Essas três perguntas apontam para algo que sempre estará em falta em nosso conhecimento, algo ao qual a religião, a política, a ciência e a moralidade tentam dar uma resposta. Podemos descobrir o que herdamos da cultura e que pertence aos contornos do sexo, depositado em nossas fantasias mais íntimas. Não apenas isso nos conta o que pensamos ou ouvimos dizer sobre sexo, mas de forma mais universal nos dá um raio-X de onde estamos como sociedade com relação a esses mistérios fundamentais.

Permita-me demonstrar como essas perguntas funcionam quando aplicadas à fantasia inconsciente clássica de surra de Freud.

Tais fantasias nos mostram os principais componentes de nossas vidas sexuais

A fantasia: Estou apanhando de meu pai.
O orifício vaginal: Onde estão a mãe e seu desejo? Resposta: Não há mulher nessa fantasia.
O papel inseminador do sêmen: O que é o pai, o símbolo da autoridade e da lei, nessa fantasia? Resposta: O pai é um sádico nessa fantasia.
Coito: O que são relações sexuais, compromisso, amor nessa fantasia? Resposta: O sexo e o amor são dor e castigo nessa fantasia.

Como vemos, a pessoa pode se valer dessas três perguntas — o que são o orifício vaginal, o papel inseminador do sêmen e o coito — e adaptá-las para analisar qualquer fantasia. Agora aplicarei essa matriz a uma série de fantasias de masturbação anônimas.

Fantasia n. 1

Sujeito: Mulher lésbica, 30 anos.

Ainda costumo me masturbar principalmente usando meu cérebro em vez de pornografia. A não ser que esteja usando o Magic Wand, só que nesse caso eu simplesmente gozo sem nem sequer ter a chance de pensar, de tão rápido que é. Mas, sim, quando uso minha mão, invento uns filminhos em minha cabeça. Um a que assisti algumas vezes é comigo e minha namorada fazendo sexo para uma sala cheia de mulheres mais velhas, que nos assistem. Em geral é uma sala clássica de universidade. Tipo essas da Ivy League. As mulheres que nos assistem estão totalmente vestidas. Também são meio severas. Tipo, não estão se tocando. São mais como observadoras clínicas. E estão ao redor de nós. Estamos no meio da sala. Na fantasia, o sexo entre minha namorada e eu em geral é bem básico em termos do que fazemos — uma usando a mão para mexer na outra. Mas também é bastante terno, com muitos beijos e gemidos. Então não é bem a gente trepando e as mulheres nos observando; é a gente fazendo amor.

A fantasia: Estou sendo ensinada por minha mãe.
O orifício vaginal: O que são as mulheres e seus desejos? (Incluindo-se aí o desejo da mãe.) Resposta: Não existe mulher sexual. Existem professoras senhoriais e severas ou menininhas brincando de ternura.
O papel inseminador do sêmen: Quem é o pai nessa fantasia? Resposta: O pai é uma professora universitária mais velha com um olhar clínico.
Coito: O que são as relações sexuais, o compromisso e o amor nessa fantasia? Resposta: Observação (e, por inferência, julgar e dar notas); não trepar, mas fazer amor, o que significa beijos, toques, gemidos. Uma demonstração de ternura para mulheres que não a podem compreender. Quem está ensinando a quem?

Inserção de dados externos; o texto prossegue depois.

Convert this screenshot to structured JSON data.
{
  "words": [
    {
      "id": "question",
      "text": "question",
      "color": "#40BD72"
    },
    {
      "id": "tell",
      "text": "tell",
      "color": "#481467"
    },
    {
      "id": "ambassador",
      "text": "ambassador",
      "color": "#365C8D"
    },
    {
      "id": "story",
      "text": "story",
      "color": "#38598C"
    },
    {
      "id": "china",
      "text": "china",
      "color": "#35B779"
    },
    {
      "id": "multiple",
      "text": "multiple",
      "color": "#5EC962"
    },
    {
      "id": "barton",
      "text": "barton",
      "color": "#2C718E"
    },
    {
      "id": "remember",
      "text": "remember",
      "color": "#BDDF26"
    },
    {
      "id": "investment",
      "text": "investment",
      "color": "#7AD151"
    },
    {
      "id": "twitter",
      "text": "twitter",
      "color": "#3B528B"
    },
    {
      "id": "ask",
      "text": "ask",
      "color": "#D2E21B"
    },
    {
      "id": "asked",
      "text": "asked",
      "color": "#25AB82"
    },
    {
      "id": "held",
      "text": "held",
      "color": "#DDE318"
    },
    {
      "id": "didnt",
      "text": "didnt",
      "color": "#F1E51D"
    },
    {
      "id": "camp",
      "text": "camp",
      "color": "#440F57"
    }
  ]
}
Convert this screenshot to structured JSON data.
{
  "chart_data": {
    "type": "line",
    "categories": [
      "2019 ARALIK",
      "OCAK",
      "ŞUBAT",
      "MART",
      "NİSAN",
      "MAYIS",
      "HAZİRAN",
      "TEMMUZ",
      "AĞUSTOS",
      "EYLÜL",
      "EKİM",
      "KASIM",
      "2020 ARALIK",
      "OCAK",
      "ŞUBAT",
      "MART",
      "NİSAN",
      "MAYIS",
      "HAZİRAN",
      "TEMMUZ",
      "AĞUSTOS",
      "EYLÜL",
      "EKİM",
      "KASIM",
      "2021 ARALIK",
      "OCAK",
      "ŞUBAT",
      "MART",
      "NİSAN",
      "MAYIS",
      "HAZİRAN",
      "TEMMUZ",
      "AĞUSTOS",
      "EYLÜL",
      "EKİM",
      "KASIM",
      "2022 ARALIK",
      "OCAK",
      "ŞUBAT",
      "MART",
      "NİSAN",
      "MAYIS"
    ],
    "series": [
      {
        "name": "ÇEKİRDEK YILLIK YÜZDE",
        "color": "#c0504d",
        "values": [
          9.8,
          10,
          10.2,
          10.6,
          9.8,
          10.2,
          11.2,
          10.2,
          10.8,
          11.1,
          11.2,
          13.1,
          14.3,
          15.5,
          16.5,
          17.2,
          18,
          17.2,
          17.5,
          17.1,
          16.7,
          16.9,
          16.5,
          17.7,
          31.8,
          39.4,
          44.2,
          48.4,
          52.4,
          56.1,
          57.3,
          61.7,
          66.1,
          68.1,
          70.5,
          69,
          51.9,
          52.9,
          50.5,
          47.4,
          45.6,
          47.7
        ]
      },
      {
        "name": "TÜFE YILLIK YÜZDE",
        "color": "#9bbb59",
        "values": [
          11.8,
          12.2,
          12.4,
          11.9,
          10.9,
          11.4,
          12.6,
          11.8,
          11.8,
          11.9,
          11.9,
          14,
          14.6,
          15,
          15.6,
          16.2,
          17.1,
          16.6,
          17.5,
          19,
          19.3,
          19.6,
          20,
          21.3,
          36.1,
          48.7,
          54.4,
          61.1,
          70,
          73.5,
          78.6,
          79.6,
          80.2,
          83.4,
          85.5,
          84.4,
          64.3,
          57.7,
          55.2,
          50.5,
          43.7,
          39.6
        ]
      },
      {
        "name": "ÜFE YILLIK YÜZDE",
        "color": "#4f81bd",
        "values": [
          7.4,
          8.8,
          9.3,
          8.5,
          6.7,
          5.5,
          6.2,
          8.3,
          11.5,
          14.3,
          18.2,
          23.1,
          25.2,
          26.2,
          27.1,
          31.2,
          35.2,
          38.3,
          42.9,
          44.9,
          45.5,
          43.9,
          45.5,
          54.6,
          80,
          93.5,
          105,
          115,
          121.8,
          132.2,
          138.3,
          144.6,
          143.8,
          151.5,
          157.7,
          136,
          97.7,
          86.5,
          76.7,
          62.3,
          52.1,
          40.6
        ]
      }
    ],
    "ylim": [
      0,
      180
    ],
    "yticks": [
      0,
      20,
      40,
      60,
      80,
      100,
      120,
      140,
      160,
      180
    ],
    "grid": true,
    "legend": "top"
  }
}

Não é bem a gente trepando e as mulheres nos observando; é a gente fazendo amor

Fantasia n. 2

Sujeito: Homem heterossexual, 34 anos.

Nunca contei isso a ninguém antes e duvido que algum dia vá pedir a uma moça que experimente isso comigo, mas uma de minhas fantasias de masturbação mais frequentes envolve peidos. Tem alguns elementos específicos, porém. Primeiro, penso em uma garota — em geral apenas alguma menina que conheço, tipo uma amiga qualquer ou uma colega de trabalho, mas nunca a pessoa que estou namorando no momento — usando meia-calça preta com furos. Ela fica de quatro em minha frente botando a bunda lá no alto, então encontro um furo atrás de sua meia-calça e rasgo mais, até todo o seu traseiro estar ao léu. Aí me afasto um pouquinho e, basicamente, ela começa a peidar. Geralmente imagino peidos enormes, bem altos. E imagino que ela dê gargalhadas ao fazer isso, tipo, é muito divertido para ela. Além disso, os peidos não fedem. O aspecto olfativo dos peidos não está incluído nessa minha fantasia. Não acho que eu iria gostar dessa parte. Simplesmente me concentro na imagem da moça com a bunda para cima peidando. É triste, mas nunca vou explorar esse meu lado com curiosidade por peidos.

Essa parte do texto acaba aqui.